Ao longo dos anos muita coisa mudou, não obstante esteja muito aquém do que ainda deva ser alterado, porém, resta claro que o legislador já avançou no sentido de se estabelecer alguma proteção jurídica.
Não há que se negar que antes do período classificado pelos filósofos como período da pós-modernidade, os delitos econômicos em geral eram analisados sob a ótica do arcaico e conservador Direito Administrativo.
No entanto, nos dias atuais, em que pese existam questionamentos em relação à plausibilidade ou não da tutela penal aos crimes econômicos, mais especificamente os crimes contra a previdência social, conforme iremos explicitar, resta cristalino que diante do fenômeno da sociedade de massa, inerente ao período filosófico acima mencionado, de rigor a criminalização dos mesmos.


2. DO PODER COMO FORMA DE CONTROLE NA SOCIEDADE DE MASSAS

Desde o início dos tempos, pelo que se depreende do estudo da origem das civilizações, constata-se que o homem foi de certa forma, "levado" a unificação com outros que possuíam certa afinidade, na busca de um fim comum. Tal constatação embasou a teoria do pacto social de Russeau e é o fundamento dado pelos estudiosos para o início do Estado.

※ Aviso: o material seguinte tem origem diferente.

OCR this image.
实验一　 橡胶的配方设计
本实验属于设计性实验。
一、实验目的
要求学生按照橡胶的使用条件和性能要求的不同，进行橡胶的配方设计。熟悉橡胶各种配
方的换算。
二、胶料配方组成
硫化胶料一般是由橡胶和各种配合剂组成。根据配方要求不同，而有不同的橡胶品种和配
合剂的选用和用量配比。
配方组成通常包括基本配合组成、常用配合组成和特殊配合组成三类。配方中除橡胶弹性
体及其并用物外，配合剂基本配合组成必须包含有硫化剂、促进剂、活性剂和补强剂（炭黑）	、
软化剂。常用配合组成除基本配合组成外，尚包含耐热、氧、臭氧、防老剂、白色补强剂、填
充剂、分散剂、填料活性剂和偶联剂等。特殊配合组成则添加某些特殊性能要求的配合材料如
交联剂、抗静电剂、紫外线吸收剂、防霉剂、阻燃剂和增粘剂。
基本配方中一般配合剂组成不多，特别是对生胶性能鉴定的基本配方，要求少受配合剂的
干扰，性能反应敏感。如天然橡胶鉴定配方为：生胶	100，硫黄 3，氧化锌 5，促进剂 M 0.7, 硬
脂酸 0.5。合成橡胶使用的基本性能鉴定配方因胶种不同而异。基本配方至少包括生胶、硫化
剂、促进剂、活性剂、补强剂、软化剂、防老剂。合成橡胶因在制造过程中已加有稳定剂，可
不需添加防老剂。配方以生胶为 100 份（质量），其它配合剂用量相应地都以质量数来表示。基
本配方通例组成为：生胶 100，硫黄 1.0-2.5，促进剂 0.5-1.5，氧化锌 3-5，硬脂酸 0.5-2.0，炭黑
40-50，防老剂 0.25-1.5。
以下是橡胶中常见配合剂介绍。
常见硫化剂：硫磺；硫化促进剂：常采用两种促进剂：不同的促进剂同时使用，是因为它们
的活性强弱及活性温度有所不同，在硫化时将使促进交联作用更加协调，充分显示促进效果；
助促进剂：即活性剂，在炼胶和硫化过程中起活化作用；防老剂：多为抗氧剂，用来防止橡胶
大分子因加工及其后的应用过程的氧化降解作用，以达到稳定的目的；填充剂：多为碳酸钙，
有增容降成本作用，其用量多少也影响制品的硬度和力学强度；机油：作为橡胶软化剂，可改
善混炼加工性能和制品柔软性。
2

Existem outras teses sobre o tema, mas de certa forma todas têm algo em comum: visam à centralização de um ente que deterá o "poder" em relação aos subordinados que vivem naquele determinado território.
Dentre os diversos significados que a palavra "poder" possui podemos citar alguns: autoridade, faculdade, razão, dispor de força, vigor, potência, etc..
Assim, o Estado passa a exercer essa dominação frente aos administrados, mas para isso precisava legitimar-se. Para tanto, ab initio, socorreu-se da força e, em um segundo momento, do poderio econômico. Tanto isso é verdade, que o detentor do poder o detinha diante de toda a riqueza que a sua família possuía.
A mudança dessa concepção começa a partir do momento em que o clero, que também possuía recursos, passa a possuir interesses contrapostos ao reino.
Importante destacarmos que nesse momento que a concepção de Estado, era de que o rei era o Estado, e não havia uma distinção de objeto entre eles, razão pela qual, o homem trabalhava em prol do rei, que por sua vez era o Estado.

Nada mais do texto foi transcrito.